Static Stretching: Is It Beneficial or Dangerous?

Static stretching is a form of stretching that is done while the body is at rest.  It involves holding a particular stretch for a specified period of time, usually between 30 seconds and 2 minutes.  It is thought that static stretching prepares the body for physical activity, although this has been widely disputed.

Static stretching has long been used as a way to get your muscles ready before doing some type of physical activity, such as running, exercising, competing in athletic events, or athletic training.  In order to perform at your best, your muscles need to be loose and ready to go.  With static stretches, you're stationary and you hold the stretch for a certain period of time.  It's normal to feel a warm sensation when doing a static stretch, however if you start feeling discomfort, you should lessen your stretch in order to avoid injury.

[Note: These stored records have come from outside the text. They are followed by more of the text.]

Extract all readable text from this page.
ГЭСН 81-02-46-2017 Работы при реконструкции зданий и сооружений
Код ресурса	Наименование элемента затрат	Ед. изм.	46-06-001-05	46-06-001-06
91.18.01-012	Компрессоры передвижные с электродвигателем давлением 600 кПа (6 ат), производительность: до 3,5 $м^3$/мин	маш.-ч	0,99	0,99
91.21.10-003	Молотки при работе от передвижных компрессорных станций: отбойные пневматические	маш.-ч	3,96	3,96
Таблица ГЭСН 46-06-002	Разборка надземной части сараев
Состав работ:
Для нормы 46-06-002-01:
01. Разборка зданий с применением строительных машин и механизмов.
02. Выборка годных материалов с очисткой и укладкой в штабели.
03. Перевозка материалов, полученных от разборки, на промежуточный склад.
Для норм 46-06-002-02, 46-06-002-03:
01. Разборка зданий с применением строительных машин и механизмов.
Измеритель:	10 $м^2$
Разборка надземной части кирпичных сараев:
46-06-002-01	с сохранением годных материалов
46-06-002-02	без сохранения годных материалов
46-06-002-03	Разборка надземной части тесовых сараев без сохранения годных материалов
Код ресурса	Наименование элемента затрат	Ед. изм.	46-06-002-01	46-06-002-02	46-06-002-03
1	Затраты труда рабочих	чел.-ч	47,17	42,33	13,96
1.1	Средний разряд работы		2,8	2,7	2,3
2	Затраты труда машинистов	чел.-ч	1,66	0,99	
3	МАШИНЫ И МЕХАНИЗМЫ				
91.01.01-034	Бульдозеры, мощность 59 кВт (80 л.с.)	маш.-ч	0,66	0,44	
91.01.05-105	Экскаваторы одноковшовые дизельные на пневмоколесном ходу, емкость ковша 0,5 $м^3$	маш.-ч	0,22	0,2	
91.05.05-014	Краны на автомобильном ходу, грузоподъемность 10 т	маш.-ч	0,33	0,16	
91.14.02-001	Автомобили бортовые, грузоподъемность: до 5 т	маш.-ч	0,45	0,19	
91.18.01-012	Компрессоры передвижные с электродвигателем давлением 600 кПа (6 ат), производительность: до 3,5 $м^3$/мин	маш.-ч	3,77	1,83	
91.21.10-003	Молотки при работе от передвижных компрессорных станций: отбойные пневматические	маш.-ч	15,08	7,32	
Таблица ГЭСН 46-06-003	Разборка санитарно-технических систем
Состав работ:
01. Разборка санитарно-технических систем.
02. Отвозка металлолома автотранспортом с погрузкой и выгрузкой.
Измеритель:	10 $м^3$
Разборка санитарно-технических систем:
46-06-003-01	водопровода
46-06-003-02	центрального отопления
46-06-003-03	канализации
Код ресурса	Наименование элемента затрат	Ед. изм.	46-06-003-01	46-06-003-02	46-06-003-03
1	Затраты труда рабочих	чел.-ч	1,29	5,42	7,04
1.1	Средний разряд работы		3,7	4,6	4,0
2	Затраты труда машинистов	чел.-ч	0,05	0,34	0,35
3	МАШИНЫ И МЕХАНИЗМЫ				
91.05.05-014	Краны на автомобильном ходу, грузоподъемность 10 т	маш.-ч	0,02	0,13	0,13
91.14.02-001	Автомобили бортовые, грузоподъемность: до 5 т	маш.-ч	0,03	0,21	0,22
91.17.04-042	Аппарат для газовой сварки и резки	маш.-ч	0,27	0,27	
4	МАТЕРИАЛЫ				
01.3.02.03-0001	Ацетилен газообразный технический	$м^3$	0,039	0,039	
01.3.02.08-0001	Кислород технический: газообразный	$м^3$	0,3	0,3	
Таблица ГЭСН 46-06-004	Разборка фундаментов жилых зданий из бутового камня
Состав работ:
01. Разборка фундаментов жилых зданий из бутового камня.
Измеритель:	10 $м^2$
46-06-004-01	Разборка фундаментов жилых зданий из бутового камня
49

Examples of a Static Stretching Routine

Hamstring Stretch
1)  Stand straight up, with your feet close together.
2)  Hold your arms out in front of you in a straight line.
3)  Bend over at the hips and try to touch your toes.  Hold the stretch for a minimum of 30 seconds.

Quadriceps Stretch
1)  Stand straight up, with your feet close together.
2)  Lift your right leg up behind you and grab your foot with your right hand.
3)  Slowly pull your foot towards your lower back and hold for at least 30 seconds.
4)  Switch legs

Chest Stretch
1)  Hold your right arm out in front of you in a straight line.
2)  Move your right arm to the left, while keeping in straight, so it crosses your body.
3)  Use your left arm to push your right arm closer to your body until you feel the stretch in your chest.
4)  Hold for at least 30 seconds and then switch arms.

 Stretching in general is very beneficial for anyone, regardless of whether you're physically active or not.  Stretching increases your flexibility and helps circulate your blood flow, which can make your body more durable and less injury prone.  People get injured doing everyday tasks, like walking outside to get the mail or getting out of the shower.  Doing a set of stretches, whether that be static stretching or dynamic, is highly recommended for any person.

Over the years, there have been many studies that dispute the effects of static stretching.  It's been said that static stretching actually hinders your athletic performance because it weakens your muscles for up to an hour after stretching.  Weaker muscles are more susceptible to injury, which is why some choose not to do static stretching before any athletic activity.  

There isn't a clear cut rule when it comes to static stretching.  There are positives and negatives that come along with it.  I've done some static stretches before athletic competitions, as well as before I go running.  It made my body feel ready for competition and it didn't cause me to get injured.  It really depends on what you're trying to accomplish as an athlete and how your body responds to static stretching.